I have posted some fucked up shit in the past that may have been offensive to certain posters on this board.....

I would like it to be known that I have a drinking problem. Some already know this.

I sometimes drink a 12-pack or more a day by myself.

During those periods I have posted replies and topics that the next day I regret... sometimes avoiding certain locations like "The Club" because I have embarrased myself speaking out of tounge.

Ohh, I remember what I post, dont get me wrong... but I think on it the next day and feel really embarassed about it sometimes.

I have this same problem in real life... I speak my mind when I shouldnt be so forth-coming. I piss people off even when I dont intend to. It's in my nature to be fourthcoming.

I wont go into detail but I will admit I have a problem with alchohol, I cant remember the last day I went without a drink, and thats been over 10 years.

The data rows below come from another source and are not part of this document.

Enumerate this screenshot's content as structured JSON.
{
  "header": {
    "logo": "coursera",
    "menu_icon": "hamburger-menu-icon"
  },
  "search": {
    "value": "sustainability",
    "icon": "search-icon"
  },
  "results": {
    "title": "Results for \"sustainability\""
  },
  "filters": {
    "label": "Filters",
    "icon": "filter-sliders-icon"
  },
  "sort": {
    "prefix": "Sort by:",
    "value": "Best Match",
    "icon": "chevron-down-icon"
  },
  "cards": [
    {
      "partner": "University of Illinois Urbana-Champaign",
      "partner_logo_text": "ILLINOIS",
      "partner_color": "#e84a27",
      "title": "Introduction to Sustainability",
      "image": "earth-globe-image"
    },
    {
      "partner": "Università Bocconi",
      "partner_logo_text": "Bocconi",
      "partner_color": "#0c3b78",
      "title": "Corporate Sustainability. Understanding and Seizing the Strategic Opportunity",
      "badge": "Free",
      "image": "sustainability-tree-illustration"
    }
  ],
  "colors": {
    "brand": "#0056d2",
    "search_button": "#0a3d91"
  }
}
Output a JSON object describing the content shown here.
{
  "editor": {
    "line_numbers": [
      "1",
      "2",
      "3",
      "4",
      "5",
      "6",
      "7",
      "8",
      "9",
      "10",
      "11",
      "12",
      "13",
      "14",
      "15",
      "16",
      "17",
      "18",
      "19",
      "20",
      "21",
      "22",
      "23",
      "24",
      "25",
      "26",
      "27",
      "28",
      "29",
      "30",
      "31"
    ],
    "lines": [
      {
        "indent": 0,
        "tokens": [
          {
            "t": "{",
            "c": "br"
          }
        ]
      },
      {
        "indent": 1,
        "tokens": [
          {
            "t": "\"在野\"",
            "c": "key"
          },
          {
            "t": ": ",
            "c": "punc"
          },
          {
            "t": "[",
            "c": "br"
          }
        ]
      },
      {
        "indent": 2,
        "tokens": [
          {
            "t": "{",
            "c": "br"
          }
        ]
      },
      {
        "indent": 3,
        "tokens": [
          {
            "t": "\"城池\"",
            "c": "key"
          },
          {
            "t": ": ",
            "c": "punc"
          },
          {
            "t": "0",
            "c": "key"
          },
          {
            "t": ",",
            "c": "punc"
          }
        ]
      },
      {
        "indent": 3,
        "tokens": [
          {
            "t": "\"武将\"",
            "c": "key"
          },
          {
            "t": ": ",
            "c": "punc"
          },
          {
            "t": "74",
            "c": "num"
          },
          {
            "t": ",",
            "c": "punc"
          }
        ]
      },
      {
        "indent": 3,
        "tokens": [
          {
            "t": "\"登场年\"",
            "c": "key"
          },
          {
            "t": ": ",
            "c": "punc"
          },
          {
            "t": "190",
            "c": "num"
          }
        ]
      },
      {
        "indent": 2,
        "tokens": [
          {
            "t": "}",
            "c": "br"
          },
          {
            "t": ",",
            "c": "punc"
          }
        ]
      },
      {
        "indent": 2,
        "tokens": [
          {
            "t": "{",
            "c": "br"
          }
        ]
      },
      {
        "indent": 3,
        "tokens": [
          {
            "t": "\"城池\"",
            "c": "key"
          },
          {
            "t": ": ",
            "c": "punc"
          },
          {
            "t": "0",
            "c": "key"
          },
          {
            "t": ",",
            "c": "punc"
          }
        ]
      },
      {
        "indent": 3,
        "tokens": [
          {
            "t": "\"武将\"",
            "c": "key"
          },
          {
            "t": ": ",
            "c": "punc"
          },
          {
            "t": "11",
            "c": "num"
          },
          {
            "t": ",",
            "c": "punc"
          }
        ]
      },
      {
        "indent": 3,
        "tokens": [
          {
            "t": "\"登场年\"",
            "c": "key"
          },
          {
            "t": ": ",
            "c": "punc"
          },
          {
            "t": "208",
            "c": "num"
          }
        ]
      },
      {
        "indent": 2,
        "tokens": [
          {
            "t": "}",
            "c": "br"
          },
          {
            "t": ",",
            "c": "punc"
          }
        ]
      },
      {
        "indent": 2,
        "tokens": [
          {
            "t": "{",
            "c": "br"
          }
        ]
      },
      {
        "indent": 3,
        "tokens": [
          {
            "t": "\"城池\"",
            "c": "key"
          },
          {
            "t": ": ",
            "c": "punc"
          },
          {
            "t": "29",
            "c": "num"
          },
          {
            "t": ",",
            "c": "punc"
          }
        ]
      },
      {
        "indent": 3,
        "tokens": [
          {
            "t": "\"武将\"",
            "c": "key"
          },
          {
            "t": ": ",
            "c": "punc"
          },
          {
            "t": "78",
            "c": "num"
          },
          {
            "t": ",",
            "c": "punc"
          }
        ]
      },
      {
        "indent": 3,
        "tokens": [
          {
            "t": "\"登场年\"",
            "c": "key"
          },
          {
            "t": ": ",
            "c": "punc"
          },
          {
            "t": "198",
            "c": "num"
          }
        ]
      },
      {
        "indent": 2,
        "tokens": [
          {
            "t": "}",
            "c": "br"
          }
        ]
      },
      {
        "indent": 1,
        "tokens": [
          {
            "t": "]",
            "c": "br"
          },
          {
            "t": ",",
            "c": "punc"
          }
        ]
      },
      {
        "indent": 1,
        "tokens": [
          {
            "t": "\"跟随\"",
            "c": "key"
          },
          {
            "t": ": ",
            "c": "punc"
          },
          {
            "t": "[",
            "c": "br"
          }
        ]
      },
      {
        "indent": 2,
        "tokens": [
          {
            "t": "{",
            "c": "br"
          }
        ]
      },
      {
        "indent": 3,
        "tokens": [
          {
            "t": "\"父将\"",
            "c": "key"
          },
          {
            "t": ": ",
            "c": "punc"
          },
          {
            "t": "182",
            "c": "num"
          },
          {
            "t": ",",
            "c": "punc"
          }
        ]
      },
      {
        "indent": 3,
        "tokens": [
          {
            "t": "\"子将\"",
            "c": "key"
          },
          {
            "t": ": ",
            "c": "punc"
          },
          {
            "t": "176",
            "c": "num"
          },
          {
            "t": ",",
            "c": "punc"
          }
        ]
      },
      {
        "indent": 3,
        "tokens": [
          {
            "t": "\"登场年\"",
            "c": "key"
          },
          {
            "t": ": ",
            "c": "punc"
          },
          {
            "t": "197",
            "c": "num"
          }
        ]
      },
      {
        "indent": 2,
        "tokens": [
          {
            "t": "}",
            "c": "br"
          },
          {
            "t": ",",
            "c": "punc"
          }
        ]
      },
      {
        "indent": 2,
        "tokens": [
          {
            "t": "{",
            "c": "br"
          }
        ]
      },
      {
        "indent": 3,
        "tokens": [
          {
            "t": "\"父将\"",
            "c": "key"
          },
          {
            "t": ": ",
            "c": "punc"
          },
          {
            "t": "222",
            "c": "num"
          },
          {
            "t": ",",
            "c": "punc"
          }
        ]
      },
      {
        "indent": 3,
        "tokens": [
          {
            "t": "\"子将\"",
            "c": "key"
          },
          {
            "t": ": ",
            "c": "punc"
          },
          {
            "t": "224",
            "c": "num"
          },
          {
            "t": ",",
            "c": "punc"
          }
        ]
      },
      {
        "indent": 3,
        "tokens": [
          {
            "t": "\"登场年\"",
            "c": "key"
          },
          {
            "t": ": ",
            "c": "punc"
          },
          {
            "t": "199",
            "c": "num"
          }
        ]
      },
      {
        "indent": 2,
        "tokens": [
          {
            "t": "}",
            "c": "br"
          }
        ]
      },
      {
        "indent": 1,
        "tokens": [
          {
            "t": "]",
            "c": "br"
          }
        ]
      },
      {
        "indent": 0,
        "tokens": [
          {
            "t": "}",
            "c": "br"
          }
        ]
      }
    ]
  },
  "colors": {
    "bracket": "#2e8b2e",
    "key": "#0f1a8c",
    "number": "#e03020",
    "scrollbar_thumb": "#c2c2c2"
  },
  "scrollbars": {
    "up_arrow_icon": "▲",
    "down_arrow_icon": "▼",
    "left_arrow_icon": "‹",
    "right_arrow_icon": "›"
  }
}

It scares me, but I am not ready yet to face it.

I plead you to keep in mind this though... I Do NOT smoke cigarettes at work... It makes me sick having a cigarette until after 5pm and without a beer in hand... and as far as any alchohol is concerned, I dont have drinks during lunch unless my boss himself is buying them....

Its hard to explain... I can control myself during the work day, no problems, no cravings at all during the day.. either cigarettes or Beer.... but once work is done, all bets are off.

Im not some plastered fuck that caries a flask to work... I can do without... But I know I also have a problem with it.... The main problem with that is that I dont feel like Im ready to take the addiction on.

Im going to be 31 come March 10th.

I have sky dived, been mountain biking all over Texas and other states, Been Kayaking for the past 2 years on some of the best waters Texas has to offer, raced at Alamo Dragway and the new San Antonio Raceway... But here I am, still shitting my life away on alchohol....

Damn, I really need to take a hold of my life.

ElNono
10-31-2011, 12:35 AM
:lol

Xylus
10-31-2011, 03:23 AM
I don't know what's real or fake anymore.

Giuseppe
10-31-2011, 06:45 AM
Bend over. I'll show ya what fuckin' fake is.

DAF86
10-31-2011, 10:33 AM
Did you finally get one of those plastic dicks to make up for your "tired old shit bag" one?

Giuseppe
10-31-2011, 10:41 AM
^Yep. I got an assortment as wide as your mother's ass.

DAF86
10-31-2011, 10:46 AM
I didn't know tired old shit bags made mama jokes.

Giuseppe
10-31-2011, 10:53 AM
^You should listen to Duncan more often.